Indeed, Mobius expects the flows can help to finance current account deficits, which were a key concern in the market selloff. India's current account deficit was $5.2 billion in the July to September quarter; the Philippines runs a current account surplus.

To be sure, Mobius is skeptical the actual taper will live up to the hype.

"I don't think the tapering is a significant event," he said. "Even if there's tapering, there's an awful lot of money out there that's sitting in banks waiting to be invested."

He noted the balance sheets of global central banks have expanded by 10 times in the last 10 years. "These central banks were buying assets from the commercial banks; commercial banks were sitting on this money and putting it back into Treasurys instead of lending it out," and now commercial banks are facing increasing pressure to lend more, he said.

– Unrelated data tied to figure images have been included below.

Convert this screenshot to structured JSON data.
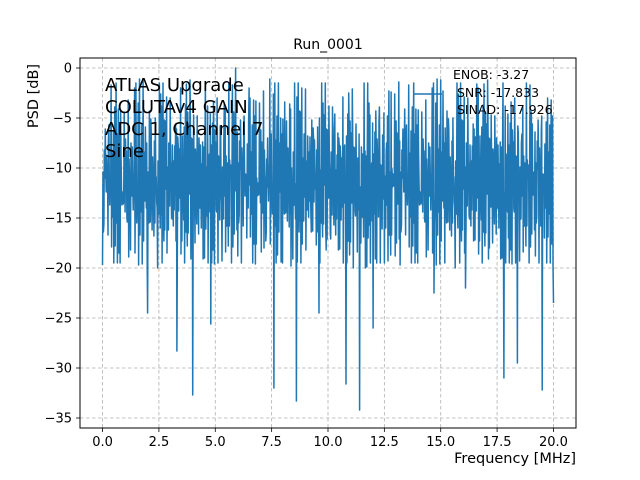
{
  "chart_data": {
    "type": "line",
    "title": "Run_0001",
    "xlabel": "Frequency [MHz]",
    "ylabel": "PSD [dB]",
    "xlim": [
      -1.0,
      21.0
    ],
    "ylim": [
      -36.0,
      1.0
    ],
    "x_ticks": [
      0.0,
      2.5,
      5.0,
      7.5,
      10.0,
      12.5,
      15.0,
      17.5,
      20.0
    ],
    "x_tick_labels": [
      "0.0",
      "2.5",
      "5.0",
      "7.5",
      "10.0",
      "12.5",
      "15.0",
      "17.5",
      "20.0"
    ],
    "y_ticks": [
      0,
      -5,
      -10,
      -15,
      -20,
      -25,
      -30,
      -35
    ],
    "y_tick_labels": [
      "0",
      "−5",
      "−10",
      "−15",
      "−20",
      "−25",
      "−30",
      "−35"
    ],
    "grid": true,
    "grid_style": "dashed",
    "annotation_lines": [
      "ATLAS Upgrade",
      "COLUTAv4 GAIN",
      "ADC 1, Channel 7",
      "Sine"
    ],
    "legend": {
      "placement": "top-right",
      "lines": [
        "ENOB: -3.27",
        "SNR: -17.833",
        "SINAD: -17.926"
      ]
    },
    "series": [
      {
        "color": "#1f77b4",
        "x_start": 0.0,
        "x_step": 0.02,
        "values_note_free": true,
        "values": [
          -15.2,
          -9.5,
          -19.1,
          -12.0,
          -8.2,
          -14.6,
          -3.4,
          -10.8,
          -16.9,
          -7.1,
          -12.9,
          -5.6,
          -15.8,
          -9.9,
          -2.1,
          -11.4,
          -17.3,
          -8.8,
          -13.5,
          -6.2,
          -16.1,
          -10.3,
          -4.7,
          -14.0,
          -9.0,
          -18.4,
          -12.6,
          -7.5,
          -15.1,
          -11.1,
          -3.9,
          -13.7,
          -8.4,
          -16.6,
          -10.6,
          -6.8,
          -14.9,
          -12.2,
          -9.3,
          -17.8,
          -5.1,
          -13.1,
          -10.1,
          -15.5,
          -7.9,
          -12.4,
          -16.3,
          -9.6,
          -4.4,
          -14.3,
          -11.7,
          -8.0,
          -13.9,
          -6.5,
          -16.8,
          -10.9,
          -12.8,
          -5.9,
          -15.3,
          -9.1
        ]
      }
    ],
    "spikes_down": [
      {
        "x": 2.0,
        "y": -24.5
      },
      {
        "x": 3.3,
        "y": -28.3
      },
      {
        "x": 4.0,
        "y": -32.7
      },
      {
        "x": 4.8,
        "y": -25.6
      },
      {
        "x": 7.6,
        "y": -32.0
      },
      {
        "x": 8.6,
        "y": -33.3
      },
      {
        "x": 10.8,
        "y": -31.6
      },
      {
        "x": 11.4,
        "y": -34.2
      },
      {
        "x": 17.8,
        "y": -31.0
      },
      {
        "x": 19.5,
        "y": -32.2
      },
      {
        "x": 9.6,
        "y": -24.5
      },
      {
        "x": 12.0,
        "y": -26.0
      },
      {
        "x": 14.7,
        "y": -22.5
      },
      {
        "x": 16.1,
        "y": -22.0
      },
      {
        "x": 18.4,
        "y": -29.5
      },
      {
        "x": 20.0,
        "y": -23.5
      }
    ],
    "spikes_up": [
      {
        "x": 5.9,
        "y": 0.0
      },
      {
        "x": 5.4,
        "y": -3.5
      },
      {
        "x": 15.1,
        "y": -2.3
      },
      {
        "x": 16.6,
        "y": -1.6
      },
      {
        "x": 13.4,
        "y": -4.1
      },
      {
        "x": 8.3,
        "y": -3.6
      },
      {
        "x": 10.3,
        "y": -4.6
      },
      {
        "x": 6.5,
        "y": -2.0
      }
    ]
  }
}
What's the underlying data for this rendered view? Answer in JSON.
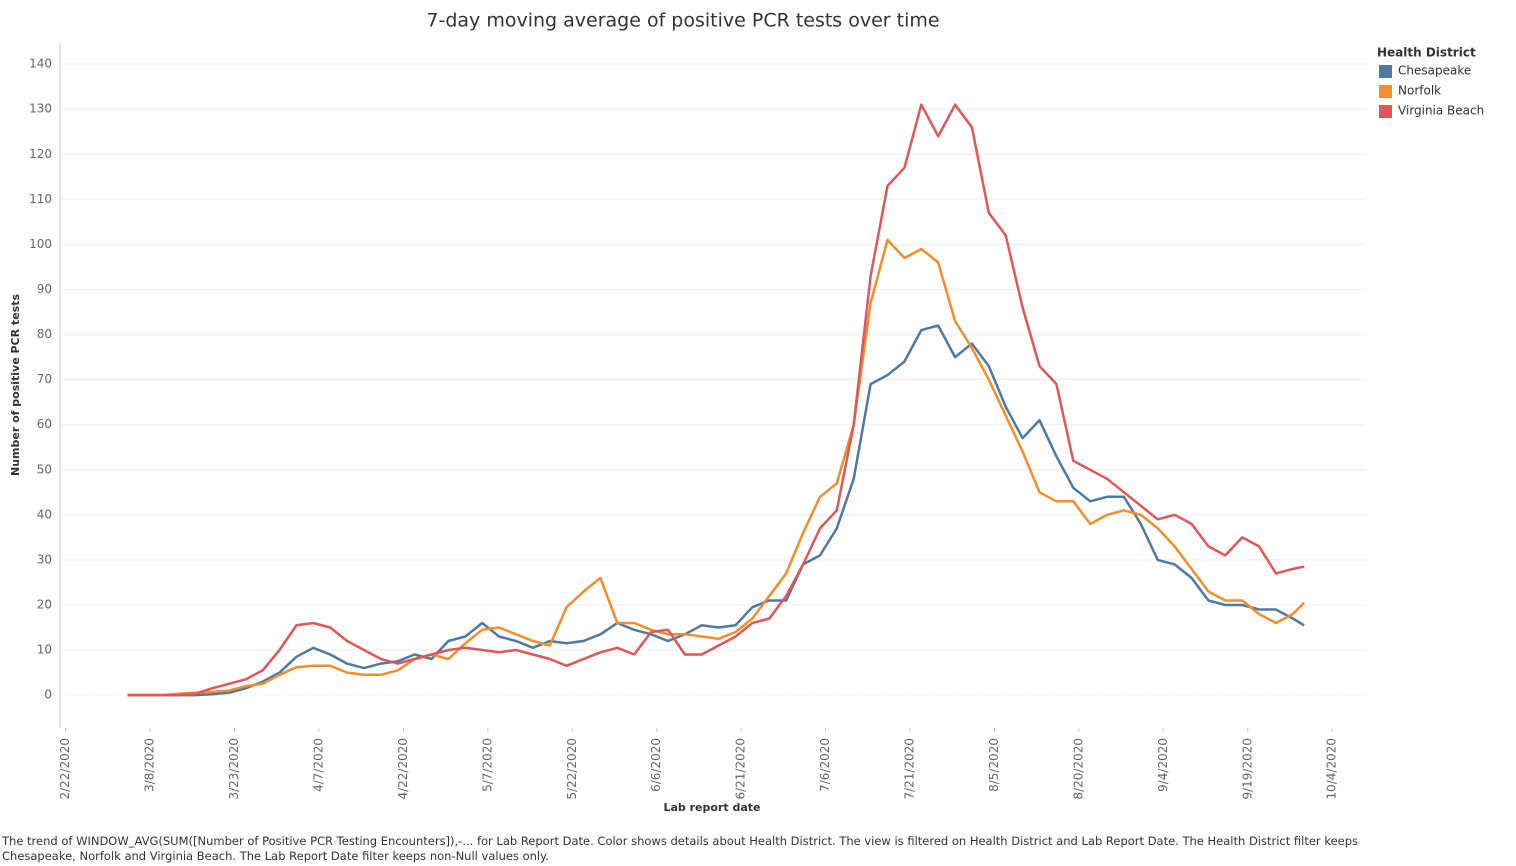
{
  "chart_data": {
    "type": "line",
    "title": "7-day moving average of positive PCR tests over time",
    "x_label": "Lab report date",
    "y_label": "Number of positive PCR tests",
    "legend_title": "Health District",
    "legend_position": "right",
    "footnote": "The trend of WINDOW_AVG(SUM([Number of Positive PCR Testing Encounters]),-... for Lab Report Date.  Color shows details about Health District. The view is filtered on Health District and Lab Report Date. The Health District filter keeps Chesapeake, Norfolk and Virginia Beach. The Lab Report Date filter keeps non-Null values only.",
    "grid": true,
    "xlim": [
      "2/21/2020",
      "10/10/2020"
    ],
    "xticks": [
      "2/22/2020",
      "3/8/2020",
      "3/23/2020",
      "4/7/2020",
      "4/22/2020",
      "5/7/2020",
      "5/22/2020",
      "6/6/2020",
      "6/21/2020",
      "7/6/2020",
      "7/21/2020",
      "8/5/2020",
      "8/20/2020",
      "9/4/2020",
      "9/19/2020",
      "10/4/2020"
    ],
    "ylim": [
      -7.3,
      144.7
    ],
    "yticks": [
      0,
      10,
      20,
      30,
      40,
      50,
      60,
      70,
      80,
      90,
      100,
      110,
      120,
      130,
      140
    ],
    "x": [
      "3/4/2020",
      "3/7/2020",
      "3/10/2020",
      "3/13/2020",
      "3/16/2020",
      "3/19/2020",
      "3/22/2020",
      "3/25/2020",
      "3/28/2020",
      "3/31/2020",
      "4/3/2020",
      "4/6/2020",
      "4/9/2020",
      "4/12/2020",
      "4/15/2020",
      "4/18/2020",
      "4/21/2020",
      "4/24/2020",
      "4/27/2020",
      "4/30/2020",
      "5/3/2020",
      "5/6/2020",
      "5/9/2020",
      "5/12/2020",
      "5/15/2020",
      "5/18/2020",
      "5/21/2020",
      "5/24/2020",
      "5/27/2020",
      "5/30/2020",
      "6/2/2020",
      "6/5/2020",
      "6/8/2020",
      "6/11/2020",
      "6/14/2020",
      "6/17/2020",
      "6/20/2020",
      "6/23/2020",
      "6/26/2020",
      "6/29/2020",
      "7/2/2020",
      "7/5/2020",
      "7/8/2020",
      "7/11/2020",
      "7/14/2020",
      "7/17/2020",
      "7/20/2020",
      "7/23/2020",
      "7/26/2020",
      "7/29/2020",
      "8/1/2020",
      "8/4/2020",
      "8/7/2020",
      "8/10/2020",
      "8/13/2020",
      "8/16/2020",
      "8/19/2020",
      "8/22/2020",
      "8/25/2020",
      "8/28/2020",
      "8/31/2020",
      "9/3/2020",
      "9/6/2020",
      "9/9/2020",
      "9/12/2020",
      "9/15/2020",
      "9/18/2020",
      "9/21/2020",
      "9/24/2020",
      "9/27/2020",
      "9/29/2020"
    ],
    "series": [
      {
        "name": "Chesapeake",
        "color": "#4e79a7",
        "values": [
          0,
          0,
          0,
          0,
          0,
          0.2,
          0.5,
          1.5,
          3,
          5,
          8.5,
          10.5,
          9,
          7,
          6,
          7,
          7.5,
          9,
          8,
          12,
          13,
          16,
          13,
          12,
          10.5,
          12,
          11.5,
          12,
          13.5,
          16,
          14.5,
          13.5,
          12,
          13.5,
          15.5,
          15,
          15.5,
          19.5,
          21,
          21,
          29,
          31,
          37,
          48,
          69,
          71,
          74,
          81,
          82,
          75,
          78,
          73,
          64,
          57,
          61,
          53,
          46,
          43,
          44,
          44,
          38,
          30,
          29,
          26,
          21,
          20,
          20,
          19,
          19,
          17,
          15.5
        ]
      },
      {
        "name": "Norfolk",
        "color": "#f28e2b",
        "values": [
          0,
          0,
          0,
          0.3,
          0.5,
          0.7,
          1,
          2,
          2.5,
          4.5,
          6.2,
          6.5,
          6.5,
          5,
          4.5,
          4.5,
          5.5,
          8,
          9,
          8,
          11.5,
          14.5,
          15,
          13.5,
          12,
          11,
          19.5,
          23,
          26,
          16,
          16,
          14.5,
          13.5,
          13.5,
          13,
          12.5,
          14,
          17,
          22,
          27,
          36,
          44,
          47,
          60,
          87,
          101,
          97,
          99,
          96,
          83,
          77,
          70,
          62,
          54,
          45,
          43,
          43,
          38,
          40,
          41,
          40,
          37,
          33,
          28,
          23,
          21,
          21,
          18,
          16,
          18,
          20.5
        ]
      },
      {
        "name": "Virginia Beach",
        "color": "#e15759",
        "values": [
          0,
          0,
          0,
          0,
          0.3,
          1.5,
          2.5,
          3.5,
          5.5,
          10,
          15.5,
          16,
          15,
          12,
          10,
          8,
          7,
          8,
          9,
          10,
          10.5,
          10,
          9.5,
          10,
          9,
          8,
          6.5,
          8,
          9.5,
          10.5,
          9,
          14,
          14.5,
          9,
          9,
          11,
          13,
          16,
          17,
          22,
          29,
          37,
          41,
          60,
          93,
          113,
          117,
          131,
          124,
          131,
          126,
          107,
          102,
          86,
          73,
          69,
          52,
          50,
          48,
          45,
          42,
          39,
          40,
          38,
          33,
          31,
          35,
          33,
          27,
          28,
          28.5
        ]
      }
    ]
  }
}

(Read more: Stock party's punch bowl isn't running dry: Deutsche Bank)

Mobius also expects that not only has the market already discounted tapering, reform efforts in markets hard-hit by taper tantrums, such as India and Indonesia, will make them more attractive places to invest.

However, he advises positioning to benefit from the taper-inspired regional currency weakness.

"We have to pick those stocks that are going to benefit from the weak currencies. A good example of that is Tata Consultancy. We made a lot of money on that stock in U.S. dollar terms on the back of the weak rupee, because their income is in U.S. dollars and their costs are in rupees," he noted.

In recent market turbulence, the rupee sank to a record low just shy of 70 per dollar in late August from around 54 in May, before recovering to trade around 62 currently.